L’Union Européenne ferait naufrage sans que ce soit un vrai dommage pour personne. Mais après, il faudrait, dans le concert dangereux des puissants de ce monde, s’empresser de jeter les bases d’une Europe digne de ce nom, capable d’exister, de défendre ses intérêts et sa civilisation, de les faire vivre et prospérer, de préserver son identité, au lieu de la nier. Les bases d’une autre Europe ce sont évidemment ses racines que la forme actuelle de l’Europe s’est évertuée à ignorer, nier, détruire. Cette forme indigne et basse a nié une substance d’une immense noblesse, née de vingt siècles d’Histoire et de tragédies. D’une véritable Europe, De Gaulle, qu’on l’aime ou non, peu importe aujourd’hui, a donné une assez exacte définition dans une phrase demeurée célèbre rapportée par Alain Peyrefitte mais notée aussi par son auteur dans ses mémoires. Cette définition l’accepte-t-on ou non ? Et la véritable Europe qu’il faudra refonder ou tenter de refonder comme union volontaire d’États Souverains, cette véritable Europe-là que les temps actuels peuvent rendre absolument nécessaire, croit-on qu’elle pourra exister sans la Grande Bretagne dont la Souveraine vient de disparaître en laissant un grand exemple de volonté nationale, ou qu’elle pourrait exister sans la Russie de Tolstoï et de Dostoïevski ? D’évidence, la réponse est non. L’Europe à construire, sous des formes souples et diverses, ce sera le Continent tout entier ou rien.

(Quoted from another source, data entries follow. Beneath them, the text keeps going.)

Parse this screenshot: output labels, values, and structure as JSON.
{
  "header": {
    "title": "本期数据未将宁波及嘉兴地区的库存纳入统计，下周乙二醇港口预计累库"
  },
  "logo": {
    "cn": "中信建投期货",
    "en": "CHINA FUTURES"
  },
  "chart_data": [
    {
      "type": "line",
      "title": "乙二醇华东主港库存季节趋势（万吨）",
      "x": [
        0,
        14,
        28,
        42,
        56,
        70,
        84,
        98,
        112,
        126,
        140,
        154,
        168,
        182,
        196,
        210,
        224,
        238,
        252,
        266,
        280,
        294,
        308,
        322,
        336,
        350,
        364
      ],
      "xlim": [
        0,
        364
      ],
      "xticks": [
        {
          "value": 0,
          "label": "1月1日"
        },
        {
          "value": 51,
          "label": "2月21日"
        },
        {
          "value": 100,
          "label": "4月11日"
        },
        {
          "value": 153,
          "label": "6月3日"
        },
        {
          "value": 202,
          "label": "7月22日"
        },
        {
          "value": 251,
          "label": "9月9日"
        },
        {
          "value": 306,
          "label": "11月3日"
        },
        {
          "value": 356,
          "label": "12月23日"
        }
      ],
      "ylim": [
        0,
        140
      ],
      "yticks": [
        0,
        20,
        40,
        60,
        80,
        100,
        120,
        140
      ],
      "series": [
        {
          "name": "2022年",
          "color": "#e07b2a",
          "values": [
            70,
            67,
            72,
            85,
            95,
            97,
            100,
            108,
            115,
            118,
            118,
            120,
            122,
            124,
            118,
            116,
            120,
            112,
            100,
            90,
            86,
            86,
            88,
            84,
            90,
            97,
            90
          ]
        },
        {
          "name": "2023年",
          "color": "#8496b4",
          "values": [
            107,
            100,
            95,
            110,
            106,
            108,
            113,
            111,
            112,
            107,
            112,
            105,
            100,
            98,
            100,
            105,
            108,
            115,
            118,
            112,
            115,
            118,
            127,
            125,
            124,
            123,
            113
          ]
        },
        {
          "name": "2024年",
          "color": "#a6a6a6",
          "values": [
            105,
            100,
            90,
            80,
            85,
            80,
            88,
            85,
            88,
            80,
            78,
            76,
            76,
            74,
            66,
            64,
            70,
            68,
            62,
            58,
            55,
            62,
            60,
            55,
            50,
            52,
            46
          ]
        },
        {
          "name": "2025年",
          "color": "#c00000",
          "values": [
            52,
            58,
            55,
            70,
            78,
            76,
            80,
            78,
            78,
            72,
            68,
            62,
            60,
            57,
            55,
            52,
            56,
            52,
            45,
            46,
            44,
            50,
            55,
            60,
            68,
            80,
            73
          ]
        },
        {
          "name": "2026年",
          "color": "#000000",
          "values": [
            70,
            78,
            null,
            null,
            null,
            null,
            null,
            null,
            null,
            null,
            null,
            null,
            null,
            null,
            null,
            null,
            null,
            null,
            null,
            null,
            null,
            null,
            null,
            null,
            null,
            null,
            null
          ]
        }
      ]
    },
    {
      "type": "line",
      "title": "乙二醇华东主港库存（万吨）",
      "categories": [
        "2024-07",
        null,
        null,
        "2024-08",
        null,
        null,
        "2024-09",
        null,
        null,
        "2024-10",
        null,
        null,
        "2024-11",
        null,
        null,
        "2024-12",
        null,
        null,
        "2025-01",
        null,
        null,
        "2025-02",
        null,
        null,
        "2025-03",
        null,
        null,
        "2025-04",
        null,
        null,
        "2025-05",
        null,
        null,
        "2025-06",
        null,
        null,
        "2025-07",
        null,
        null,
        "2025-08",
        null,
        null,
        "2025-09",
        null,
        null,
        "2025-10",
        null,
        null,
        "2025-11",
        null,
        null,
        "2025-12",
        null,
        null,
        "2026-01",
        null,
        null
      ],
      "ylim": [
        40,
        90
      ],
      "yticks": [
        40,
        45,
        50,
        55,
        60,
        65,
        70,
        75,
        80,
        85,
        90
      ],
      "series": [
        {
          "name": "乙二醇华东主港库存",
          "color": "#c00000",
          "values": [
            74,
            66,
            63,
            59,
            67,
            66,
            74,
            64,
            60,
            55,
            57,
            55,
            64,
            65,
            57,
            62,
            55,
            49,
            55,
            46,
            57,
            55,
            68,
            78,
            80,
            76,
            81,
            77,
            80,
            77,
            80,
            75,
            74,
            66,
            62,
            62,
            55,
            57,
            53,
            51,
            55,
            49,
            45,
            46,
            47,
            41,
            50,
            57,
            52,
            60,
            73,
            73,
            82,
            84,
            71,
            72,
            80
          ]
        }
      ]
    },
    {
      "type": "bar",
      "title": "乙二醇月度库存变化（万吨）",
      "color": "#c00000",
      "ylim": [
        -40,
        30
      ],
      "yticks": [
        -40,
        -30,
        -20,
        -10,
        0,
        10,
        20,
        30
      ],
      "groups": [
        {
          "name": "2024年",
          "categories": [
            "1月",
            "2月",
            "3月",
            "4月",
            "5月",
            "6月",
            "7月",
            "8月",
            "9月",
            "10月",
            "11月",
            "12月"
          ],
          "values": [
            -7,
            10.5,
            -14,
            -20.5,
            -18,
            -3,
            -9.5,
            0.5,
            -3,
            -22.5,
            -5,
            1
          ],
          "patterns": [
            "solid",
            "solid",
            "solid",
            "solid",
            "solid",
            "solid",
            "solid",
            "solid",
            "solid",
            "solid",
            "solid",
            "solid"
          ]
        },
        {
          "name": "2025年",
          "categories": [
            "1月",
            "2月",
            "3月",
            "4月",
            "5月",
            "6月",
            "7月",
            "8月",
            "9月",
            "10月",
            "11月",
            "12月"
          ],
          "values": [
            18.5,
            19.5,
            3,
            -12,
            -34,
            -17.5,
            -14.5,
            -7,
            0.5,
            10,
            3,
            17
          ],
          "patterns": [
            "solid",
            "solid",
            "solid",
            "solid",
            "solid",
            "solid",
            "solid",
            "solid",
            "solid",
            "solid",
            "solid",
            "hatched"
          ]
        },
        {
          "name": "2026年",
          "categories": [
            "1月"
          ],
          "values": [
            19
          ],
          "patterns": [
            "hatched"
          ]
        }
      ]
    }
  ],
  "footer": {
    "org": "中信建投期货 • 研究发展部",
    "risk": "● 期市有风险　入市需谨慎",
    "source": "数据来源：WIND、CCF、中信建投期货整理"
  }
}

On ne sait pas assez – même au cœur de notre mouvance – que Maurras lui-même n’était pas opposé du tout à l’idée européenne d’ailleurs toujours présente dans l’Histoire du Continent depuis l’effondrement de Rome. A ses visiteurs des derniers temps de sa vie, il répétait ceci : « L’Europe, faites-la mais ne faites pas comme si c’était fait ». Ce que Thibon appelait « faire l’Un trop vite ». En l’occurrence, trop vite, mais aussi fort mal. L’Europe ne pouvait commencer à « se faire » qu’à partir de ses racines communes, de ce qu’il y a de commun, dans la diversité de ses cultures. On a voulu commencer sa construction par l’économie, les affaires, l’Argent, le marché, la masse indistincte des hommes désormais sans qualité. L’affaire, en effet, peut s’achever par un Titanic, par un grand naufrage – salvateur, celui-là.
Alors, sauf à se vouloir négatifs, grincheux et inopérants, il faudrait se hâter lentement (festina lente) de mettre en chantier, pour des décennies, peut-être des siècles à venir, une Real Politik européenne qui ait des chances – seulement des chances – d’aboutir à une construction politique qui, à l’inverse de celle que nous subissons aujourd’hui, ne mérite pas que du simple mépris.
Invité à vingt ans par un ami à la Maison de l’Europe, je lui ai dit après la première (et dernière pour moi) conférence, que j’y croirai quand on serait prêt à mourir pour elle. Qui accepterait de mourir pour l’Europe actuelle, alors que nos ancêtres ont su mourir pour la Chrétienté qui l’unissait lors des croisades. Dans une Europe des patries, on peut mourir pour la sienne dans le cadre d’une coalition, qui ne sera pas fondée sur l’économie, mais sur une volonté de défense commune face à une agression extérieure ou interne. On ne meurt pas pour un pouvoir d’achat, un taux de croissance ou un taux de chômage.